Context
For one of our Clients, our team of two people was maintaining an Android app with 40,000 daily active users. After releasing a new version with fresh features, we began receiving reports of crashes and lags affecting some users. We needed to quickly identify and resolve the issue to maintain user satisfaction and app stability.
Problem Identification and Consequences
The core issue was an out of memory
error, as reported by Firebase Crashlytics. Key aspects of the problem included:
- The crash only occurred for a single user, not on any of the team's test devices
- Previous app versions functioned without issues for all users
- The affected user was a "power user" with 4,000 active conversations, placing them in the top 100 most engaged users
- The crash started happening on the publicly available app version, not just the beta
- Several crashes correlated with a high number of blocked users — the affected user had blocked about 1,000 users
The consequences of this issue, if left unresolved, could include:
- Loss of highly engaged users
- Decreased app stability and performance
- Potential negative impact on user retention and app reputation
Solution Implementation
We took a systematic approach to solve the problem:
- Created a script to automatically generate a large number of conversations, mimicking the affected user's scenario.

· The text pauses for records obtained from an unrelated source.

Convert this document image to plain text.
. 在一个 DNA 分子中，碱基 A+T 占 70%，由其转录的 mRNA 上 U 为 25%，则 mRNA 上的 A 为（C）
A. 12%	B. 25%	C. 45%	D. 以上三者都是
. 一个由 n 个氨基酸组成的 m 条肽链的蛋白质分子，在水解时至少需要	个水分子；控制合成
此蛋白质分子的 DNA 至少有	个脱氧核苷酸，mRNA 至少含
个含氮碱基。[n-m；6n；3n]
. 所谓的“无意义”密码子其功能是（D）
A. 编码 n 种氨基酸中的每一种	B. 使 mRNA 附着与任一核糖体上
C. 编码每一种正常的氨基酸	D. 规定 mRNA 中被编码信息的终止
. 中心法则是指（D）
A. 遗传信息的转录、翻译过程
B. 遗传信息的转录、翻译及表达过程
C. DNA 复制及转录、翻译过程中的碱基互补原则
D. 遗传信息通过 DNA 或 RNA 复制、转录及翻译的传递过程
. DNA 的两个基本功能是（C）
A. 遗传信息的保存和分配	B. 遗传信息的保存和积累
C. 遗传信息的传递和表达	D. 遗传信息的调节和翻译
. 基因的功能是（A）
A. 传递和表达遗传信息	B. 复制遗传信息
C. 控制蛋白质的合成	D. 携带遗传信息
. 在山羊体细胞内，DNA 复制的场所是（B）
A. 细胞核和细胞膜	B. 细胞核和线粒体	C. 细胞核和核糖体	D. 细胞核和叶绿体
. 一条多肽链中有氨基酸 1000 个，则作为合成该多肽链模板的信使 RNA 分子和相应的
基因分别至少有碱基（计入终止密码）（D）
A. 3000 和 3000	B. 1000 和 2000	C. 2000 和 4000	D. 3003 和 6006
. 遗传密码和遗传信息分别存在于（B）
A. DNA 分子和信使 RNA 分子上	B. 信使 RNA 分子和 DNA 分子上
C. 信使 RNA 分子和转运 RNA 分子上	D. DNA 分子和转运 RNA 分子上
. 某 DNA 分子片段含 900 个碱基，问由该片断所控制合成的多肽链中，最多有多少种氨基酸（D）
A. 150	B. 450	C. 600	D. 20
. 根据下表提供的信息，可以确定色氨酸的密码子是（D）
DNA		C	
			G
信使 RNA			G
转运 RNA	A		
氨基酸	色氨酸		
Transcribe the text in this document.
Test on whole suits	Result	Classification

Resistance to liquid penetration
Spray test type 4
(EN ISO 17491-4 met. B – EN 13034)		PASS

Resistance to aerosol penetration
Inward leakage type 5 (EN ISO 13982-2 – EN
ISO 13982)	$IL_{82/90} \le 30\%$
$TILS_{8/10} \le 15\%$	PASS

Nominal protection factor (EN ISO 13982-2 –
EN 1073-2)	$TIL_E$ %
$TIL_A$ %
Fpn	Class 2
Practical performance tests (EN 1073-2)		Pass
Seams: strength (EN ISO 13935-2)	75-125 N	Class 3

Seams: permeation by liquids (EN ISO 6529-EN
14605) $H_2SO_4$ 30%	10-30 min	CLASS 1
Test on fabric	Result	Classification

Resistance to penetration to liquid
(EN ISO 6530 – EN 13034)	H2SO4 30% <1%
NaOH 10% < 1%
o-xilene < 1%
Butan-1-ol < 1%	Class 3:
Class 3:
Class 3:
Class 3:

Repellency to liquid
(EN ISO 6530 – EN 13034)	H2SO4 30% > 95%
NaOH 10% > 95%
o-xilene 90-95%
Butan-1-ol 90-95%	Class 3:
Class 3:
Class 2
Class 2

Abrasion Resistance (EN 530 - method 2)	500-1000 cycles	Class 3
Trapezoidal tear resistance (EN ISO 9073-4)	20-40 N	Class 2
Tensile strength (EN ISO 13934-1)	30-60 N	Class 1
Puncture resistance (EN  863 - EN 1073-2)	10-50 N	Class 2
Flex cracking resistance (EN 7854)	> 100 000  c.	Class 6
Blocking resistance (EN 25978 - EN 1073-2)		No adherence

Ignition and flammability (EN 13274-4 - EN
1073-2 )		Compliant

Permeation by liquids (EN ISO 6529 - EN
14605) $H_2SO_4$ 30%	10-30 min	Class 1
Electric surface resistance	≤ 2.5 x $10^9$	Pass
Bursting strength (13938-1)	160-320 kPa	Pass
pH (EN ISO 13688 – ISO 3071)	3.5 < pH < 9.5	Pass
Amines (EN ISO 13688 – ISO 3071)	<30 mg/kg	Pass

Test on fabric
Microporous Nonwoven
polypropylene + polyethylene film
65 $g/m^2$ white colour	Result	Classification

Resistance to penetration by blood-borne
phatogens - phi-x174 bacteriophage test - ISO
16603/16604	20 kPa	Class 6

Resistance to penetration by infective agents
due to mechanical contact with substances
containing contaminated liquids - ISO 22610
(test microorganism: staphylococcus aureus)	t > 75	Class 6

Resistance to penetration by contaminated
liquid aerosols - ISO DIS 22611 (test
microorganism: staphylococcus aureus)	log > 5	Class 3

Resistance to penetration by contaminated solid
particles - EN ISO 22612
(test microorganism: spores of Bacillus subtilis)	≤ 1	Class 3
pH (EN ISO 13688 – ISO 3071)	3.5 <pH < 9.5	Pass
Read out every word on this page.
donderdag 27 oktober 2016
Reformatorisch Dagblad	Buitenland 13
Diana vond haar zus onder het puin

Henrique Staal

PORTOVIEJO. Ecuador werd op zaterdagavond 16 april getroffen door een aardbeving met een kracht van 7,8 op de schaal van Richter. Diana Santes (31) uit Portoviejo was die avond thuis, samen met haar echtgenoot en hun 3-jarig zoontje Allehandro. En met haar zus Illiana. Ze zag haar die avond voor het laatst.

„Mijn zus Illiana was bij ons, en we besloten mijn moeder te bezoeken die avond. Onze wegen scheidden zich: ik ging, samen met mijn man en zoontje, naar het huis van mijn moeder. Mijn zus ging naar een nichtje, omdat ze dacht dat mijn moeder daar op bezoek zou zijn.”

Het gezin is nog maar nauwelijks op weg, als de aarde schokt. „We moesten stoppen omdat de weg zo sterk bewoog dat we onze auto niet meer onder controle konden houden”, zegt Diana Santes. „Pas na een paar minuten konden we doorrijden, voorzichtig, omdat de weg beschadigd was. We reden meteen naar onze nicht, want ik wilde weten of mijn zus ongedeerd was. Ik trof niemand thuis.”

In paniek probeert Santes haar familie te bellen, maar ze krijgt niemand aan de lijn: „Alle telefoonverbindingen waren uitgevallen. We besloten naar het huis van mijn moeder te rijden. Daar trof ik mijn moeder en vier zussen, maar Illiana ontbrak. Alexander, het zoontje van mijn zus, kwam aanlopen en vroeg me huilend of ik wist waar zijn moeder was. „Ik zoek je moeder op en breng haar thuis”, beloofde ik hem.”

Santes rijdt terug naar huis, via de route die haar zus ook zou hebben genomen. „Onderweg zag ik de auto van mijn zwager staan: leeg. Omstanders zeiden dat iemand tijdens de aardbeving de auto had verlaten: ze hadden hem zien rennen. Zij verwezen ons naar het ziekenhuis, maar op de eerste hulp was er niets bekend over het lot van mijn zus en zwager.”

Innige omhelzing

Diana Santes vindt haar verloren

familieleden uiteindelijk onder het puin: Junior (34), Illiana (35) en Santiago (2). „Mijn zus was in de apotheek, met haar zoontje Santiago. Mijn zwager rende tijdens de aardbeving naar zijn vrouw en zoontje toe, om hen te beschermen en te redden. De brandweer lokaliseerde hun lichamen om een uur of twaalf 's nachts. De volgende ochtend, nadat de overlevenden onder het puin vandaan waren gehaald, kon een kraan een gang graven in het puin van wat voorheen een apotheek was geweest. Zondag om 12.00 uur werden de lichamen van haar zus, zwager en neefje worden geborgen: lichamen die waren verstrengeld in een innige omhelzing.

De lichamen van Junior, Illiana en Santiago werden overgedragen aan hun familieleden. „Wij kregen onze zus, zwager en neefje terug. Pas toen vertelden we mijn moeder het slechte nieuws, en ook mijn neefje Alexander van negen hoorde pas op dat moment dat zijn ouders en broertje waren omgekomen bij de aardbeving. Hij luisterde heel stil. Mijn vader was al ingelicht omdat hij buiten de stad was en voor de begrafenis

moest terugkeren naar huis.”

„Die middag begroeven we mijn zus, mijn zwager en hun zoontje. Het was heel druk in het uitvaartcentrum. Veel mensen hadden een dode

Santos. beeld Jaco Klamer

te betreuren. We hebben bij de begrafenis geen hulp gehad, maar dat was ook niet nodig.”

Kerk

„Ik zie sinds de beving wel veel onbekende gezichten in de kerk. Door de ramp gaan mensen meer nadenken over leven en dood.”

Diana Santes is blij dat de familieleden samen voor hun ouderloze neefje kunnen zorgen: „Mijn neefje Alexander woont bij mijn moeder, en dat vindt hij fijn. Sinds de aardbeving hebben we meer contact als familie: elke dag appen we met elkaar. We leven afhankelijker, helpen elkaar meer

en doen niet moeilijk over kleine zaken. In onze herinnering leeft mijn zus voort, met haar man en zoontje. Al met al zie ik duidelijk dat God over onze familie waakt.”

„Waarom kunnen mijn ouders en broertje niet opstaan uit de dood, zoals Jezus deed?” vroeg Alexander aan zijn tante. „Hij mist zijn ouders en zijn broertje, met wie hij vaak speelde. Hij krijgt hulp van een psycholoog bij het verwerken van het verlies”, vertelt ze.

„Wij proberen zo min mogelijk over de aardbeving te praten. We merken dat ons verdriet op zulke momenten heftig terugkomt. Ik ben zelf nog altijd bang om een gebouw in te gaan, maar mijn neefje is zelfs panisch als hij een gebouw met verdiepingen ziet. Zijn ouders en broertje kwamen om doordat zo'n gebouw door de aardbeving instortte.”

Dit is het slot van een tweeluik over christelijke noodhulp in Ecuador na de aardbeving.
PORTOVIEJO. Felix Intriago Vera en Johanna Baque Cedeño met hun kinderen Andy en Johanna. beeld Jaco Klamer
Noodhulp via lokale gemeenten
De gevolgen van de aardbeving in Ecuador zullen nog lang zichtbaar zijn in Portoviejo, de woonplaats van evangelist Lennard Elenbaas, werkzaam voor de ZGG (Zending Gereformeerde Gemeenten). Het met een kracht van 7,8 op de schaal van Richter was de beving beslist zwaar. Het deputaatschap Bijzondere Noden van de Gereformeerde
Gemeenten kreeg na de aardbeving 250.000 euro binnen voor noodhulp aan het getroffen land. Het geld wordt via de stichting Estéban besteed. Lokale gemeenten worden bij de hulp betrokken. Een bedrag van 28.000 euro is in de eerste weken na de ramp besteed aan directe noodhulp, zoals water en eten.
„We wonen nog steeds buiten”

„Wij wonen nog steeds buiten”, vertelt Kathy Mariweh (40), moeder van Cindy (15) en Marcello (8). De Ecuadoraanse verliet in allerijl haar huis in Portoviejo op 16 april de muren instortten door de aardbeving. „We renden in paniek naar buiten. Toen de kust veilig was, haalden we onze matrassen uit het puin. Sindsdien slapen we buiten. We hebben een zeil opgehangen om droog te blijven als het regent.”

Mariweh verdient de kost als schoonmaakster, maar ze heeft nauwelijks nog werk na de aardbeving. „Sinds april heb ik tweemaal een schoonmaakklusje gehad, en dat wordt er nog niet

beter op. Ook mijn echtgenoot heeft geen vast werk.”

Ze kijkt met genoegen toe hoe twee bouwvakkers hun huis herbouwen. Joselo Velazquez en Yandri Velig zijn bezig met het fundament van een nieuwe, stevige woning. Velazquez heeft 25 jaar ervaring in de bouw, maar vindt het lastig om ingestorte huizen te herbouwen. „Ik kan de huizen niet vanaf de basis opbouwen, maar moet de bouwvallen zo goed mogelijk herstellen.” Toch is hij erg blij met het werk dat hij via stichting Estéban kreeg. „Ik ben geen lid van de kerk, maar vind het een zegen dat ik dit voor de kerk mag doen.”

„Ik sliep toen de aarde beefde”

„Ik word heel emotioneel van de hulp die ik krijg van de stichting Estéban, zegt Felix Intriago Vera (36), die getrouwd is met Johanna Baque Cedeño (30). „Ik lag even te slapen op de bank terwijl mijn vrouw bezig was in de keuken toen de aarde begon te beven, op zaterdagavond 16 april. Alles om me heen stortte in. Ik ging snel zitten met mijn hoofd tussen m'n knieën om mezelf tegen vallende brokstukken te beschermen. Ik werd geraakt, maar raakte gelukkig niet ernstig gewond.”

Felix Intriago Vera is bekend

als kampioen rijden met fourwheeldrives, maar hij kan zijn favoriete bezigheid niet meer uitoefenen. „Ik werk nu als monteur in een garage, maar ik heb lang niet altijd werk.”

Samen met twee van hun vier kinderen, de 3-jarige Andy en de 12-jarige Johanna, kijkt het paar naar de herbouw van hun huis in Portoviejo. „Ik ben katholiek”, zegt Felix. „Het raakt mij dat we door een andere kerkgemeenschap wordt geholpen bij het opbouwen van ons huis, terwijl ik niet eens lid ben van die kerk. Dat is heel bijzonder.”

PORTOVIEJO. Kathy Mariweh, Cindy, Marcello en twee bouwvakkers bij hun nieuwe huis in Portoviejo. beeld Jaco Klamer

- Modified the script to also create a significant number of blocked users.
- Successfully reproduced the crash, confirming the interplay between high conversation numbers and blocked users as the cause.
- Implemented a simple code adjustment to fix the issue.
- Released a new version and proactively tested it with heavy user accounts.
- Received confirmation from the affected user that the crash was resolved.
Business and Product Gains
By prioritizing power users and implementing robust testing processes, we solved the immediate problem and also set up safeguards for future development, ensuring a consistently smooth experience for all users. In detail, we:
- Resolved the critical crash affecting power users.
- Implemented new processes to prevent similar issues:
- Heavy User Approval: Seeking approval from power users before releasing new versions.
- Enhanced Sanity Testing: Including scenarios with high conversation and blocked user volumes.
- Integration Testing: Every code change undergoes testing with power user scenarios.
- Benchmarking: A new suite monitors login times and app responsiveness for power user accounts with each release.
- Maintained positive metrics:
- The North Star metric (key indicator of app success) remained largely unaffected.
- Daily Active Users and crash rates improved for the production release.
- Strengthened the focus on user-centric development, particularly for highly engaged users.
- Improved Client’s ability to quickly identify, reproduce, and resolve complex issues.